Cette forêt, curieusement, je ne l'avais encore jamais traversée. Son silence était impressionnant : juste le crissement des feuilles sèches sous les pas, et le léger bruissement de ses frondaisons.
Sortant du couvert de ses arbres denses et sombres, je longeais un champ dont les tiges de blés portaient des épis d'or. Les vergers, au-delà, étaient couverts de petits pains dorés et de croissants; les jardins regorgeaient de saphirs et de rubis, au lieu de fruits et légumes ; et la petite rivière franchie par le petit pont de pierres, en parvenant au village, écoulait un vin rouge bien gouleyant aux premières effluves que je respirais.

Sur la place, au pied d'un arbre centenaire, un vieillard chenu était paisiblement assis, les deux mains posées sur sa canne. Mais le regard sombre et voilé n'était pas celui d'un homme heureux, ayant à sa disposition tant de richesses.

" Bien le bonjour ! Vous me semblez bien triste et songeur, malgré l'abondance de richesses dont votre village dispose ? "
" Ah petit ! Ce ne sont que richesses trompeuses. Comment faire cuire la soupe, lorsqu'il n'y a plus d'eau, mais que du vin ? Et ces pommes de terre en or, crois-tu qu'elles soient nourrissantes ? Poules et lapins, eux, sont morts depuis longtemps."
" Tout du moins, vous pouvez aller acheter ce que vous voulez à la ville, ou dans les autres villages ? "
" Croyez-vous ? Le seigneur nous l'a bien vite interdit, et toutes ces babioles brillantes ne peuvent sortir de ce village. Il paraît qu'elles sont diaboliques. "
" Vivement qu'un magicien arrive et vous délivre de ce maléfice."
" En attendant, venez à la maison. Mon fils nous a rapporté des cailles, attrapées de l'autre côté de la montagne. Ainsi que quelques fruits. Vous nous ferez bien de l'honneur."

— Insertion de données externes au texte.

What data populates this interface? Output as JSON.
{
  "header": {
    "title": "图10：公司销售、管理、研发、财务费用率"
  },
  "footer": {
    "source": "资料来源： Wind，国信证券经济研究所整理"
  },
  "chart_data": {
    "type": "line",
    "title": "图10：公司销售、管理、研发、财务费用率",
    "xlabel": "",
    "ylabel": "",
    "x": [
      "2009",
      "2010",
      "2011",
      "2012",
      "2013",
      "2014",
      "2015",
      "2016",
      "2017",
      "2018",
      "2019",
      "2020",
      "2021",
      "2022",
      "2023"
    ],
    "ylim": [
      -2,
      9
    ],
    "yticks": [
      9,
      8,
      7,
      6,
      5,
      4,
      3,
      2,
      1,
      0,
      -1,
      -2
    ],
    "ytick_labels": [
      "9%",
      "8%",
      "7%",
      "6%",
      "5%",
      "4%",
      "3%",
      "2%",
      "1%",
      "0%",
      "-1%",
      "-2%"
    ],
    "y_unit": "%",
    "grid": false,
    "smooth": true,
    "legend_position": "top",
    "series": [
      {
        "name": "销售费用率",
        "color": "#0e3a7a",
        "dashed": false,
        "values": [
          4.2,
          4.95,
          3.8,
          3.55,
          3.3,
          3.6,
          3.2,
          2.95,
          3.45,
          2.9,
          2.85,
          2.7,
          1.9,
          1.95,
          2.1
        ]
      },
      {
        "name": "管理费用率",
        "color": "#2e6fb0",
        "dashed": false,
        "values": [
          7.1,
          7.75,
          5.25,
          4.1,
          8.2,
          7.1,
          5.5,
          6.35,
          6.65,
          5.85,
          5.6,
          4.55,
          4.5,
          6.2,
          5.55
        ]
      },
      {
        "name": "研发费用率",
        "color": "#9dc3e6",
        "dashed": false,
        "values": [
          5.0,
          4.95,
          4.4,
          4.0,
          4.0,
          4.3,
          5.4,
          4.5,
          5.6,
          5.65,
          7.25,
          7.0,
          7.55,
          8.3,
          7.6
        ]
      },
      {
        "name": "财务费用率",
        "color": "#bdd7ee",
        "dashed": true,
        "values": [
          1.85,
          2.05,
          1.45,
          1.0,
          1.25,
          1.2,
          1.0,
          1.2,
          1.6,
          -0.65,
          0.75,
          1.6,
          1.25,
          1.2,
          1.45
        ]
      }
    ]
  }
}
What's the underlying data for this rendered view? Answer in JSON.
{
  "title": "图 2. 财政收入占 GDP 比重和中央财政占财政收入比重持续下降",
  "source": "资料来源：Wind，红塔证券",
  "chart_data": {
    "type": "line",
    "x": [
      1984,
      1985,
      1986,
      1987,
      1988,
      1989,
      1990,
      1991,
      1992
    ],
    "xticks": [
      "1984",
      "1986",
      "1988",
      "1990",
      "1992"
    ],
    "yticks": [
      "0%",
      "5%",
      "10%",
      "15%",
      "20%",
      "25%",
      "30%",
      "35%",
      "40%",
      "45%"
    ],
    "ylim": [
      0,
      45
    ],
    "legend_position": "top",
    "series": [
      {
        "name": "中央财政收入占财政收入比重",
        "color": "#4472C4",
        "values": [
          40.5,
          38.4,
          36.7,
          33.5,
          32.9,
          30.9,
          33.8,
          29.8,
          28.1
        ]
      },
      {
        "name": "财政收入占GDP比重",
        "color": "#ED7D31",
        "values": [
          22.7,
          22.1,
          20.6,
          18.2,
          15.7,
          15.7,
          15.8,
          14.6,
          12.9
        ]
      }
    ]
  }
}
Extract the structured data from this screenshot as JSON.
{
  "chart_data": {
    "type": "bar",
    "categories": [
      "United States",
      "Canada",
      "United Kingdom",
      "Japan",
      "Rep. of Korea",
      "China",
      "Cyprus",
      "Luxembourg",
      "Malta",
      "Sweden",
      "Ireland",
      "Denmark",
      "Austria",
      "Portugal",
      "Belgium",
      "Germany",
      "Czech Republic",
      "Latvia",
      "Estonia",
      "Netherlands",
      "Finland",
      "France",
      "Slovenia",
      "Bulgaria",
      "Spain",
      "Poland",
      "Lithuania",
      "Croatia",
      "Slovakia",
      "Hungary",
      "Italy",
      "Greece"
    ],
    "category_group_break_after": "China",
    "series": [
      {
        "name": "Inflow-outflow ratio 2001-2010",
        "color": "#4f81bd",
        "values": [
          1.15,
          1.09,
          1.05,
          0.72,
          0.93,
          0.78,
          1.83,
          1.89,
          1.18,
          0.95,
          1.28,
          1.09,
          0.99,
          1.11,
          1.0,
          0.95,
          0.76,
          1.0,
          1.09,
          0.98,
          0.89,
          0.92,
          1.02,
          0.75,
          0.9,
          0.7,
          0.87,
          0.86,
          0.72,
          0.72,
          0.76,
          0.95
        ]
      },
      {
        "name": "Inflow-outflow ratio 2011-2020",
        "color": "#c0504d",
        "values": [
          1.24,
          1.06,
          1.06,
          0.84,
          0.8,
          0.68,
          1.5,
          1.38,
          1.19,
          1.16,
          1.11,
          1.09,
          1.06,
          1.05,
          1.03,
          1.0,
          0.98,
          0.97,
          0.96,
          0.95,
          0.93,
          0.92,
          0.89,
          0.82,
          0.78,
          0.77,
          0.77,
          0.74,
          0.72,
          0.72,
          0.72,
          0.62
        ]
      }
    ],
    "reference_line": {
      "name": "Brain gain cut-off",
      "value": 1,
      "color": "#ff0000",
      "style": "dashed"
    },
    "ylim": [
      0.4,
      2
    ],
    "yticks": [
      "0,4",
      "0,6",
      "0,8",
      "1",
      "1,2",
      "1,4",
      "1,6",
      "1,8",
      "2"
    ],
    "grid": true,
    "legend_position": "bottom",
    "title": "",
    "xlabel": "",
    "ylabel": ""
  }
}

Tout en dégustant de surprenantes cailles aux mandarines, nous passâmes la soirée à discuter de ces mauvais sorts qui parfois s'abattent brutalement sur de paisibles villages.
Une vieille femme non secourue dans la forêt, un chemineau éconduit pour un morceau de pain, un couple de jouvenceaux poussés à la pire extrémité par leurs parents.
Tant d'évènements qui agacent fées et magiciens, capables de douloureuses vengeances.

Au matin, parvenu à nouveau en forêt, je m'arrêtais dans une clairière pour faire le nécessaire et lever le sortilège. Tout en vérifiant au fond de ma poche si j'avais bien toujours le petit présent pour Mélusine.

Cailles en crapaudine aux mandarines.

Zester deux mandarines. Passer ces zestes 1 minute à l'eau bouillante pour enlever l'amertume. Extraire le jus des mandarines.

Rôtir les cailles dans un peu de beurre à la cocotte durant 3 minutes.

Monter le feu et verser un mélange moitié jus de mandarine moitié porto blanc.
Couvrir aussitôt pour ne rien perdre de l'arôme.
Laisser mijoter 10 minutes.
Ajouter les zestes, dessus et dessous la viande, et finir la cuisson à couvert sur tout petit
feu.
Réserver les cailles. Laisser réduire la sauce puis filtrer. Lier avec un beurre manié.